Amerika Serikat, yang menganggap Hizbullah sebagai kelompok teroris, telah memimpin upaya-upaya diplomatik untuk meredakan konflik. Seorang pejabat AS mengatakan pada hari Kamis bahwa Washington sangat prihatin dengan potensi eskalasi.
Hizbullah telah mengindikasikan keterbukaannya terhadap pengaturan diplomatik jika Lebanon ingin mendapatkan keuntungan, namun mengatakan bahwa hal ini tidak dapat didiskusikan sampai Israel menghentikan serangan Gaza. Israel juga mengindikasikan keterbukaannya terhadap penyelesaian diplomatik yang akan memulihkan keamanan di bagian utara, sambil mempersiapkan serangan.

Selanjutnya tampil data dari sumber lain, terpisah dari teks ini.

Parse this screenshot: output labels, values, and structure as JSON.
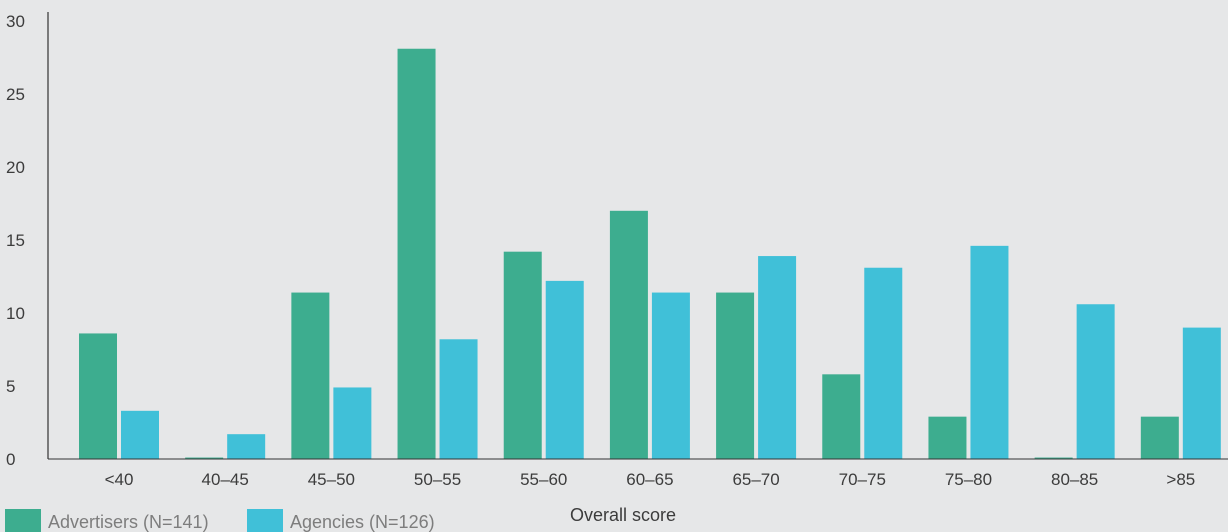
{
  "chart_data": {
    "type": "bar",
    "xlabel": "Overall score",
    "ylabel": "",
    "ylim": [
      0,
      30
    ],
    "yticks": [
      "0",
      "5",
      "10",
      "15",
      "20",
      "25",
      "30"
    ],
    "grid": false,
    "legend_position": "bottom-left",
    "categories": [
      "<40",
      "40–45",
      "45–50",
      "50–55",
      "55–60",
      "60–65",
      "65–70",
      "70–75",
      "75–80",
      "80–85",
      ">85"
    ],
    "series": [
      {
        "name": "Advertisers (N=141)",
        "color": "#3dad8f",
        "values": [
          8.6,
          0.1,
          11.4,
          28.1,
          14.2,
          17.0,
          11.4,
          5.8,
          2.9,
          0.1,
          2.9
        ]
      },
      {
        "name": "Agencies (N=126)",
        "color": "#40c0d8",
        "values": [
          3.3,
          1.7,
          4.9,
          8.2,
          12.2,
          11.4,
          13.9,
          13.1,
          14.6,
          10.6,
          9.0
        ]
      }
    ]
  }
}
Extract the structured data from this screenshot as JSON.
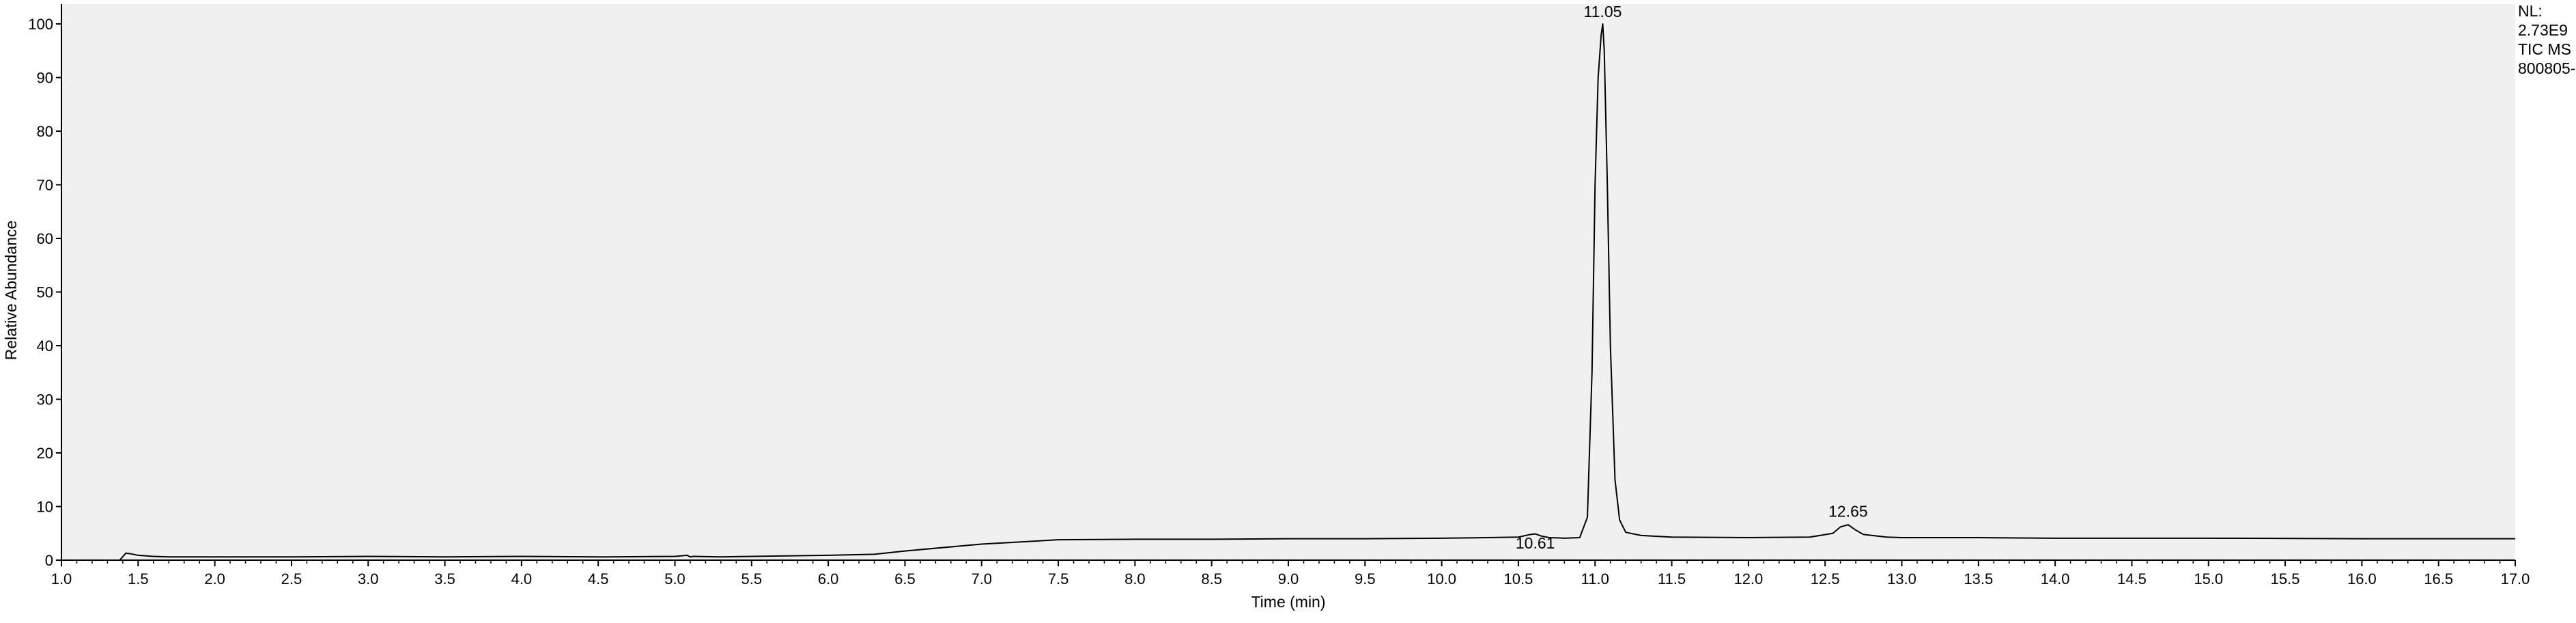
{
  "chart_data": {
    "type": "line",
    "title": "",
    "xlabel": "Time (min)",
    "ylabel": "Relative Abundance",
    "xlim": [
      1.0,
      17.0
    ],
    "ylim": [
      0,
      100
    ],
    "grid": false,
    "x_ticks": [
      "1.0",
      "1.5",
      "2.0",
      "2.5",
      "3.0",
      "3.5",
      "4.0",
      "4.5",
      "5.0",
      "5.5",
      "6.0",
      "6.5",
      "7.0",
      "7.5",
      "8.0",
      "8.5",
      "9.0",
      "9.5",
      "10.0",
      "10.5",
      "11.0",
      "11.5",
      "12.0",
      "12.5",
      "13.0",
      "13.5",
      "14.0",
      "14.5",
      "15.0",
      "15.5",
      "16.0",
      "16.5",
      "17.0"
    ],
    "y_ticks": [
      "0",
      "10",
      "20",
      "30",
      "40",
      "50",
      "60",
      "70",
      "80",
      "90",
      "100"
    ],
    "info": [
      "NL:",
      "2.73E9",
      "TIC  MS",
      "800805-"
    ],
    "peak_labels": [
      {
        "text": "10.61",
        "x": 10.61,
        "y": 0.9
      },
      {
        "text": "11.05",
        "x": 11.05,
        "y": 100
      },
      {
        "text": "12.65",
        "x": 12.65,
        "y": 6.8
      }
    ],
    "series": [
      {
        "x": [
          1.0,
          1.38,
          1.42,
          1.45,
          1.5,
          1.6,
          1.7,
          2.0,
          2.5,
          3.0,
          3.5,
          4.0,
          4.5,
          5.0,
          5.08,
          5.1,
          5.12,
          5.3,
          5.5,
          6.0,
          6.3,
          6.5,
          7.0,
          7.5,
          8.0,
          8.5,
          9.0,
          9.5,
          10.0,
          10.3,
          10.5,
          10.58,
          10.61,
          10.65,
          10.7,
          10.8,
          10.9,
          10.95,
          10.98,
          11.0,
          11.02,
          11.04,
          11.05,
          11.06,
          11.08,
          11.1,
          11.13,
          11.16,
          11.2,
          11.3,
          11.5,
          12.0,
          12.4,
          12.55,
          12.6,
          12.65,
          12.7,
          12.75,
          12.9,
          13.0,
          13.5,
          14.0,
          15.0,
          16.0,
          17.0
        ],
        "y": [
          0,
          0,
          1.3,
          1.2,
          0.9,
          0.7,
          0.6,
          0.6,
          0.6,
          0.7,
          0.6,
          0.7,
          0.6,
          0.7,
          0.9,
          0.6,
          0.7,
          0.6,
          0.7,
          0.9,
          1.1,
          1.7,
          3.0,
          3.8,
          3.9,
          3.9,
          4.0,
          4.0,
          4.1,
          4.2,
          4.3,
          4.8,
          4.9,
          4.5,
          4.2,
          4.1,
          4.2,
          8.0,
          35.0,
          70.0,
          90.0,
          98.0,
          100.0,
          95.0,
          70.0,
          40.0,
          15.0,
          7.5,
          5.2,
          4.6,
          4.3,
          4.2,
          4.3,
          5.0,
          6.2,
          6.6,
          5.6,
          4.8,
          4.3,
          4.2,
          4.2,
          4.1,
          4.1,
          4.0,
          4.0
        ]
      }
    ]
  }
}
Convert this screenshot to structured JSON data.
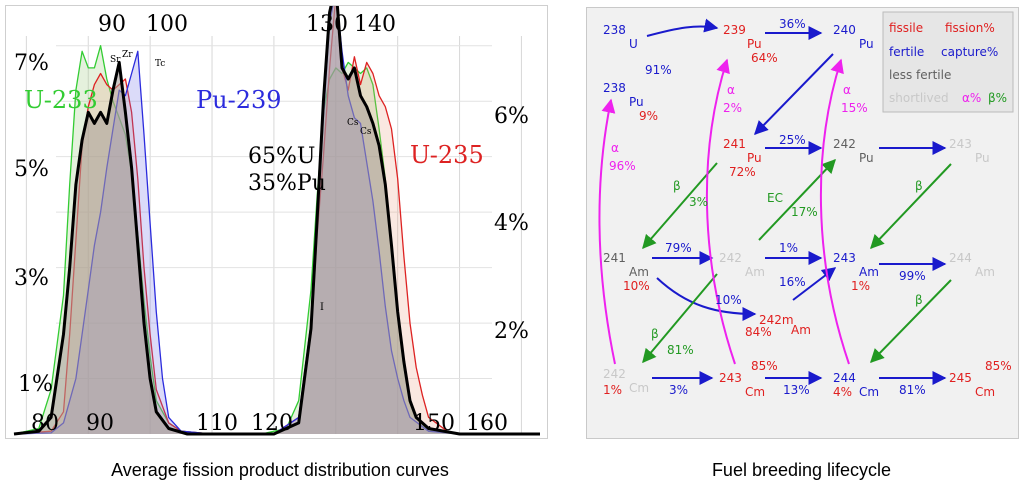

Sementara itu, Israel telah menggunakan kekuatan udaranya untuk menyerang Lebanon hampir setiap hari, menargetkan para pejuang Hizbullah di selatan, Lembah Bekaa, dan bahkan pernah menyerang Beirut untuk membunuh seorang pemimpin senior Hamas. Hizbullah ingin membangun kembali daya tangkal yang akan membuat Israel berpikir dua kali.
"Mereka harus meningkatkan serangan karena mereka kehilangan daya tangkal, mereka harus membangun kembali daya tangkal," kata Mohanad Hage Ali, wakil direktur penelitian di Carnegie Middle East Center.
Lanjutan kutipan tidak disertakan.